# Quantum gates

1. Jan 16, 2009

### Amith2006

1. The problem statement, all variables and given/known data
With reference to a research paper on "Elementary gates for Quantum computation", I'm unable to understand certain concepts given in it. I am providing a link to this paper which is:
http://arxiv.org/PS_cache/quant-ph/pdf/9503/9503016v1.pdf
Lemma 5.1
For a unitary 2x2 matrix W, a $$\wedge$$$$_{1}$$(W) gate can be simulated by a network of the form,
.............................
where A,B and C belong to SU(2)(Lie group) , if and only if W belongs to SU(2).

Before getting into the problem, I would like to get familiar with the notations in it. They speak of simulation of general $$\wedge$$$$_{1}$$(W) gate. How do u read it?$$\wedge$$ is the boolean AND. In this Lemma are they trying to prove that any 2 bit gate can be simulated using 3 one bit gates and 2 CNOT gates provided det(W)=1? Also, the whole problem is divided into 2 parts namely the if part and the only if part. What is the logic behind this?

2. Relevant equations

A.B.C=I & A.X.B.X.C=W where X is a Pauli X matrix.

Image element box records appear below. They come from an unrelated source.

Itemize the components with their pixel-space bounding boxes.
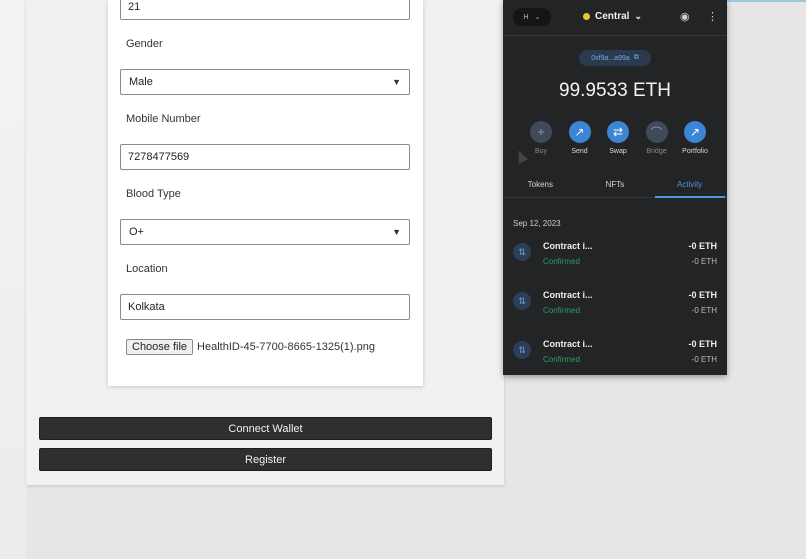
transaction-amount: -0 ETH <box>688 241 717 251</box>
blood-type-select[interactable]: O+ ▼ <box>120 219 410 245</box>
wallet-action-label: Portfolio <box>682 148 708 155</box>
page-left-margin <box>0 0 26 559</box>
contract-interaction-icon: ⇅ <box>513 341 531 359</box>
age-input[interactable] <box>120 0 410 20</box>
network-short-label: H <box>523 13 529 21</box>
selected-file-name: HealthID-45-7700-8665-1325(1).png <box>197 341 375 353</box>
mobile-number-input[interactable] <box>120 144 410 170</box>
tab-tokens[interactable]: Tokens <box>505 178 575 198</box>
transaction-status: Confirmed <box>543 306 580 315</box>
blood-type-selected-value: O+ <box>129 226 144 238</box>
chevron-down-icon: ⌄ <box>634 11 642 21</box>
connect-wallet-button[interactable]: Connect Wallet <box>39 417 492 440</box>
file-upload-row: Choose file HealthID-45-7700-8665-1325(1… <box>126 339 375 355</box>
bridge-icon: ⌒ <box>645 121 668 143</box>
copy-icon: ⧉ <box>633 54 639 61</box>
chevron-down-icon: ▼ <box>392 227 401 237</box>
transaction-amount: -0 ETH <box>688 290 717 300</box>
wallet-action-bridge: ⌒ Bridge <box>639 121 675 155</box>
mobile-label: Mobile Number <box>126 113 201 125</box>
wallet-address: 0xf9a...a99a <box>591 54 630 62</box>
account-name: Central <box>595 11 630 22</box>
transaction-title: Contract i... <box>543 290 593 300</box>
transaction-amount: -0 ETH <box>688 339 717 349</box>
chevron-down-icon: ⌄ <box>534 14 541 21</box>
gender-selected-value: Male <box>129 76 153 88</box>
chart-icon: ↗ <box>684 121 706 143</box>
chevron-down-icon: ▼ <box>392 77 401 87</box>
wallet-header: H ⌄ Central ⌄ ◉ ⋮ <box>503 0 727 36</box>
wallet-action-label: Swap <box>609 148 627 155</box>
transaction-title: Contract i... <box>543 339 593 349</box>
transaction-fiat-amount: -0 ETH <box>691 257 717 266</box>
transaction-status: Confirmed <box>543 257 580 266</box>
wallet-action-label: Buy <box>534 148 548 155</box>
gender-select[interactable]: Male ▼ <box>120 69 410 95</box>
globe-connection-icon[interactable]: ◉ <box>680 10 690 23</box>
blood-type-label: Blood Type <box>126 188 181 200</box>
contract-interaction-icon: ⇅ <box>513 243 531 261</box>
wallet-popup: H ⌄ Central ⌄ ◉ ⋮ 0xf9a...a99a ⧉ 99.9533… <box>503 0 727 375</box>
plus-icon: + <box>530 121 552 143</box>
transaction-fiat-amount: -0 ETH <box>691 355 717 364</box>
send-arrow-icon: ↗ <box>568 121 591 143</box>
account-avatar-icon <box>583 13 590 20</box>
tab-activity[interactable]: Activity <box>654 178 725 198</box>
address-copy-pill[interactable]: 0xf9a...a99a ⧉ <box>579 50 651 66</box>
transaction-fiat-amount: -0 ETH <box>691 306 717 315</box>
wallet-tabs: Tokens NFTs Activity <box>503 178 727 198</box>
transaction-row[interactable]: ⇅ Contract i... Confirmed -0 ETH -0 ETH <box>513 240 719 274</box>
location-label: Location <box>126 263 168 275</box>
gender-label: Gender <box>126 38 163 50</box>
wallet-action-label: Bridge <box>646 148 667 155</box>
transaction-row[interactable]: ⇅ Contract i... Confirmed -0 ETH -0 ETH <box>513 338 719 372</box>
network-selector[interactable]: H ⌄ <box>513 8 551 26</box>
account-selector[interactable]: Central ⌄ <box>583 11 642 22</box>
more-options-icon[interactable]: ⋮ <box>707 10 718 23</box>
swap-icon: ⇄ <box>607 121 629 143</box>
transaction-title: Contract i... <box>543 241 593 251</box>
wallet-actions: + Buy ↗ Send ⇄ Swap ⌒ Bridge ↗ Portfolio <box>523 121 713 155</box>
wallet-action-send[interactable]: ↗ Send <box>562 121 598 155</box>
contract-interaction-icon: ⇅ <box>513 292 531 310</box>
tab-nfts[interactable]: NFTs <box>580 178 650 198</box>
transaction-row[interactable]: ⇅ Contract i... Confirmed -0 ETH -0 ETH <box>513 289 719 323</box>
eth-balance: 99.9533 ETH <box>559 80 671 101</box>
transaction-status: Confirmed <box>543 355 580 364</box>
wallet-action-label: Send <box>571 148 588 155</box>
location-input[interactable] <box>120 294 410 320</box>
wallet-action-buy: + Buy <box>523 121 559 155</box>
activity-date-header: Sep 12, 2023 <box>513 219 561 228</box>
wallet-action-swap[interactable]: ⇄ Swap <box>600 121 636 155</box>
register-button[interactable]: Register <box>39 448 492 471</box>
choose-file-button[interactable]: Choose file <box>126 339 194 355</box>
wallet-action-portfolio[interactable]: ↗ Portfolio <box>677 121 713 155</box>
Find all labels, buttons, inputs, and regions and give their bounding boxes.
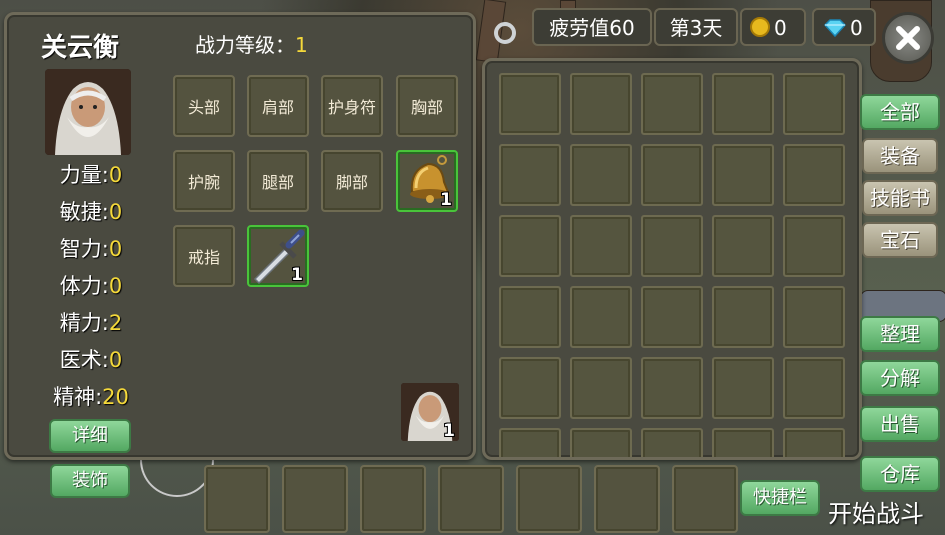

3. The attempt at a solution
I understand that it is a controlled unitary operation. We consider here 2 cases of applying first a 0 to the top bit and then a 1 to the top bit.There is no change in the output from the lower bit if the top bit is 0 as is the case for a controlled operation and hence A.B.C=I is applied otherwise A.X.B.X.C=W applied.